Una de la mañana, confundido, un poco preocupado. Mi esposa duerme hace algunas horas, yo llevo las mismas horas dando vueltas y me canso de pensar. Me levanto, busco mi taza de café y me siento con Dios en el sillón.
Le cuento un par de pensamientos que me tienen inquieto. Hago una pausa, abro el libro que estoy leyendo y un par de páginas más adelante me encuentro con un par de preguntas que me hacen cerrarlo, volver a la oscuridad de la sala y preguntar ¿Dios, qué quieres hacer tú?
Llevo varias semanas preguntándole qué debo hacer, esperando instrucciones. Siempre es más fácil para mi recibir instrucciones, así doy un paso o retrocedo en función de lo que se requiera, pero esta pregunta era totalmente distinta.
En lugar de ponerme a mí en el centro, le pone a Dios.

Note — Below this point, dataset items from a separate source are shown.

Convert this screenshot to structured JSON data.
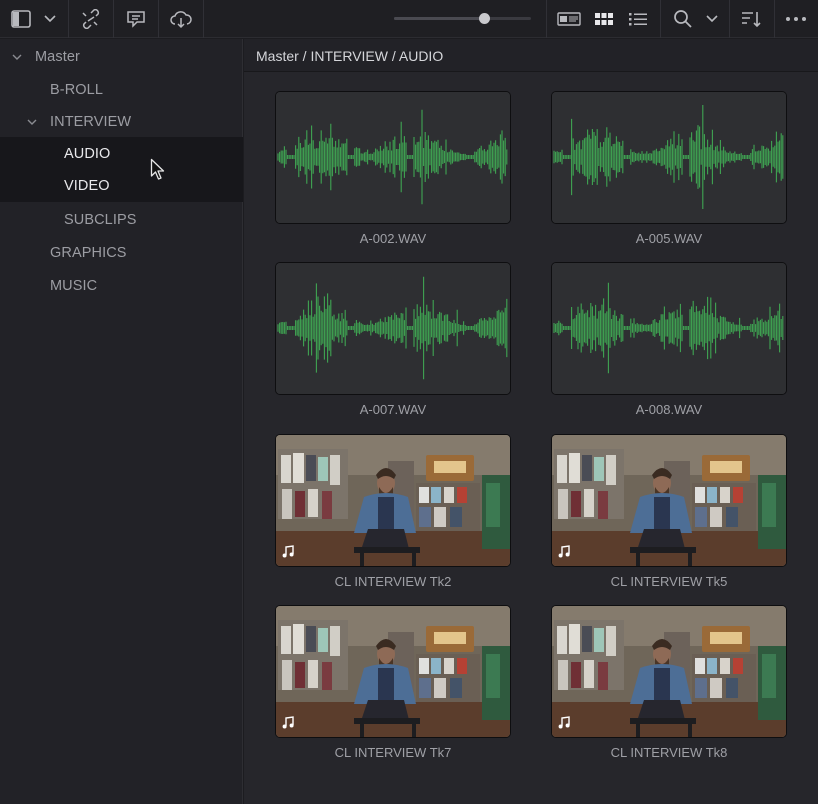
{
  "toolbar": {
    "zoom_level": 0.66,
    "icons": [
      "sidebar-toggle-icon",
      "chevron-down-icon",
      "link-icon",
      "comment-icon",
      "cloud-icon",
      "metadata-view-icon",
      "thumbnail-view-icon",
      "list-view-icon",
      "search-icon",
      "chevron-down-icon",
      "sort-icon",
      "more-icon"
    ]
  },
  "sidebar": {
    "items": [
      {
        "label": "Master",
        "expanded": true
      },
      {
        "label": "B-ROLL"
      },
      {
        "label": "INTERVIEW",
        "expanded": true
      },
      {
        "label": "AUDIO",
        "selected": true
      },
      {
        "label": "VIDEO",
        "selected": true
      },
      {
        "label": "SUBCLIPS"
      },
      {
        "label": "GRAPHICS"
      },
      {
        "label": "MUSIC"
      }
    ]
  },
  "breadcrumb": "Master / INTERVIEW / AUDIO",
  "clips": [
    {
      "name": "A-002.WAV",
      "kind": "audio"
    },
    {
      "name": "A-005.WAV",
      "kind": "audio"
    },
    {
      "name": "A-007.WAV",
      "kind": "audio"
    },
    {
      "name": "A-008.WAV",
      "kind": "audio"
    },
    {
      "name": "CL INTERVIEW Tk2",
      "kind": "video"
    },
    {
      "name": "CL INTERVIEW Tk5",
      "kind": "video"
    },
    {
      "name": "CL INTERVIEW Tk7",
      "kind": "video"
    },
    {
      "name": "CL INTERVIEW Tk8",
      "kind": "video"
    }
  ],
  "colors": {
    "waveform": "#3fa552",
    "selected_bin": "#17171b",
    "panel": "#222227"
  }
}
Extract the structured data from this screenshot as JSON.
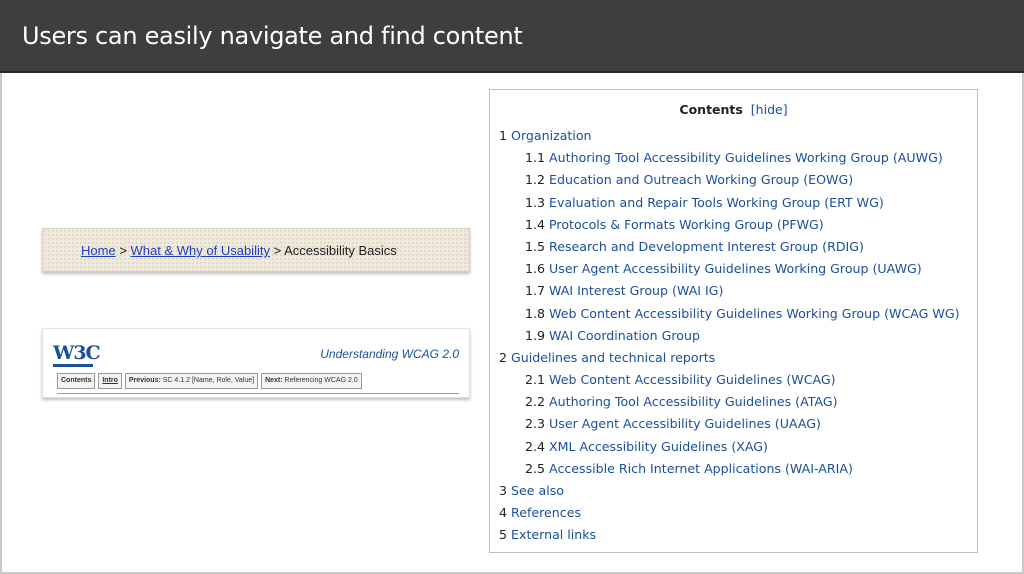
{
  "slide": {
    "title": "Users can easily navigate and find content"
  },
  "breadcrumb": {
    "home": "Home",
    "sep1": ">",
    "section": "What & Why of Usability",
    "sep2": ">",
    "current": "Accessibility Basics"
  },
  "w3c": {
    "logo_text": "W3C",
    "subtitle": "Understanding WCAG 2.0",
    "nav": [
      {
        "label": "Contents",
        "bold": true
      },
      {
        "label": "Intro"
      },
      {
        "prefix": "Previous:",
        "label": "SC 4.1.2 [Name, Role, Value]"
      },
      {
        "prefix": "Next:",
        "label": "Referencing WCAG 2.0"
      }
    ]
  },
  "toc": {
    "title": "Contents",
    "hide_link": "[hide]",
    "items": [
      {
        "num": "1",
        "text": "Organization",
        "level": 1
      },
      {
        "num": "1.1",
        "text": "Authoring Tool Accessibility Guidelines Working Group (AUWG)",
        "level": 2
      },
      {
        "num": "1.2",
        "text": "Education and Outreach Working Group (EOWG)",
        "level": 2
      },
      {
        "num": "1.3",
        "text": "Evaluation and Repair Tools Working Group (ERT WG)",
        "level": 2
      },
      {
        "num": "1.4",
        "text": "Protocols & Formats Working Group (PFWG)",
        "level": 2
      },
      {
        "num": "1.5",
        "text": "Research and Development Interest Group (RDIG)",
        "level": 2
      },
      {
        "num": "1.6",
        "text": "User Agent Accessibility Guidelines Working Group (UAWG)",
        "level": 2
      },
      {
        "num": "1.7",
        "text": "WAI Interest Group (WAI IG)",
        "level": 2
      },
      {
        "num": "1.8",
        "text": "Web Content Accessibility Guidelines Working Group (WCAG WG)",
        "level": 2
      },
      {
        "num": "1.9",
        "text": "WAI Coordination Group",
        "level": 2
      },
      {
        "num": "2",
        "text": "Guidelines and technical reports",
        "level": 1
      },
      {
        "num": "2.1",
        "text": "Web Content Accessibility Guidelines (WCAG)",
        "level": 2
      },
      {
        "num": "2.2",
        "text": "Authoring Tool Accessibility Guidelines (ATAG)",
        "level": 2
      },
      {
        "num": "2.3",
        "text": "User Agent Accessibility Guidelines (UAAG)",
        "level": 2
      },
      {
        "num": "2.4",
        "text": "XML Accessibility Guidelines (XAG)",
        "level": 2
      },
      {
        "num": "2.5",
        "text": "Accessible Rich Internet Applications (WAI-ARIA)",
        "level": 2
      },
      {
        "num": "3",
        "text": "See also",
        "level": 1
      },
      {
        "num": "4",
        "text": "References",
        "level": 1
      },
      {
        "num": "5",
        "text": "External links",
        "level": 1
      }
    ]
  },
  "colors": {
    "header_bg": "#3e3e3e",
    "link": "#1a4f9a",
    "breadcrumb_link": "#1f3fbf"
  }
}
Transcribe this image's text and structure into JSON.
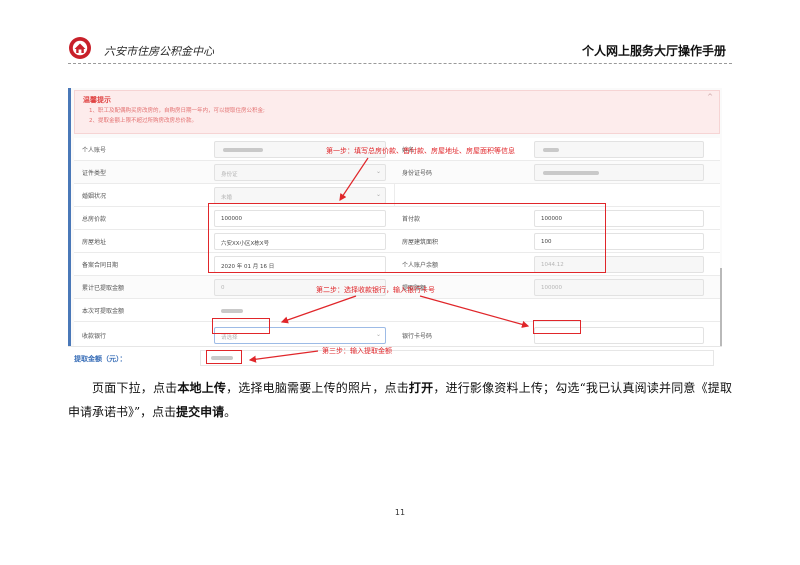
{
  "header": {
    "org_name": "六安市住房公积金中心",
    "manual_title": "个人网上服务大厅操作手册"
  },
  "tips": {
    "title": "温馨提示",
    "line1": "1、职工及配偶购买房改房的，自购房日期一年内，可以提取住房公积金;",
    "line2": "2、提取金额上限不超过所购房改房总价款。",
    "close": "^"
  },
  "form": {
    "rows": [
      {
        "left_label": "个人账号",
        "right_label": "姓名"
      },
      {
        "left_label": "证件类型",
        "left_value": "身份证",
        "right_label": "身份证号码"
      },
      {
        "left_label": "婚姻状况",
        "left_value": "未婚"
      },
      {
        "left_label": "总房价款",
        "left_value": "100000",
        "right_label": "首付款",
        "right_value": "100000"
      },
      {
        "left_label": "房屋地址",
        "left_value": "六安XX小区X栋X号",
        "right_label": "房屋建筑面积",
        "right_value": "100"
      },
      {
        "left_label": "备案合同日期",
        "left_value": "2020 年 01 月 16 日",
        "right_label": "个人账户余额",
        "right_value": "1044.12"
      },
      {
        "left_label": "累计已提取金额",
        "left_value": "0",
        "right_label": "提取限额",
        "right_value": "100000"
      },
      {
        "left_label": "本次可提取金额"
      },
      {
        "left_label": "收款银行",
        "left_value": "请选择",
        "right_label": "银行卡号码"
      }
    ],
    "amount_label": "提取金额（元）："
  },
  "steps": {
    "step1": "第一步：填写总房价款、首付款、房屋地址、房屋面积等信息",
    "step2": "第二步：选择收款银行，输入银行卡号",
    "step3": "第三步：输入提取金额"
  },
  "body": {
    "t1": "页面下拉，点击",
    "t2": "本地上传",
    "t3": "，选择电脑需要上传的照片，点击",
    "t4": "打开",
    "t5": "，进行影像资料上传；勾选“我已认真阅读并同意《提取申请承诺书》”，点击",
    "t6": "提交申请",
    "t7": "。"
  },
  "page_number": "11",
  "colors": {
    "annotation": "#e0262a",
    "accent": "#3a6fb8",
    "logo": "#c8202a"
  }
}
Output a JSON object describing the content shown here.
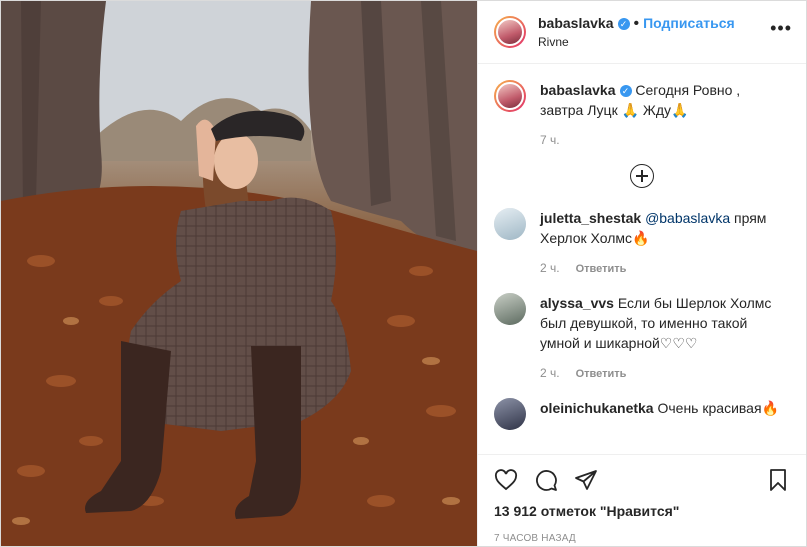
{
  "header": {
    "username": "babaslavka",
    "separator": "•",
    "follow_label": "Подписаться",
    "location": "Rivne",
    "more_label": "•••"
  },
  "caption": {
    "username": "babaslavka",
    "text": "Сегодня Ровно , завтра Луцк 🙏 Жду🙏",
    "time": "7 ч."
  },
  "comments": [
    {
      "username": "juletta_shestak",
      "mention": "@babaslavka",
      "text": "прям Херлок Холмс🔥",
      "time": "2 ч.",
      "reply_label": "Ответить"
    },
    {
      "username": "alyssa_vvs",
      "text": "Если бы Шерлок Холмс был девушкой, то именно такой умной и шикарной♡♡♡",
      "time": "2 ч.",
      "reply_label": "Ответить"
    },
    {
      "username": "oleinichukanetka",
      "text": "Очень красивая🔥"
    }
  ],
  "footer": {
    "likes": "13 912 отметок \"Нравится\"",
    "posted": "7 часов назад"
  },
  "icons": {
    "like": "heart-icon",
    "comment": "comment-icon",
    "share": "share-icon",
    "save": "bookmark-icon",
    "add": "plus-circle-icon"
  },
  "colors": {
    "accent": "#3897f0",
    "muted": "#8e8e8e",
    "text": "#262626"
  }
}
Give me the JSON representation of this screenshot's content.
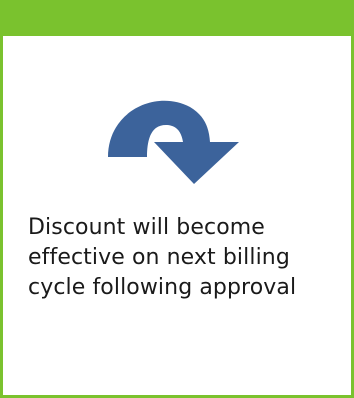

No se trata del Jimmy en su trono desde el que dirige todo, sino de entregarle nuevamente ese lugar a Dios y hacerme a un lado, dejando que él dirija.
Le pregunté eso después de sorprenderme cómo pasé por alto algo tan obvio. Respiré, arrimé la cabeza y decidí que desde ayer mi pregunta sería diferente. No es qué debo hacer yo en esta ocasión, es saber qué quiere hacer Dios en este tiempo y en mi vida.
Me fui a dormir con cierta tranquilidad, pero sobretodo con esa esperanza que da una conversación con Dios en el sillón.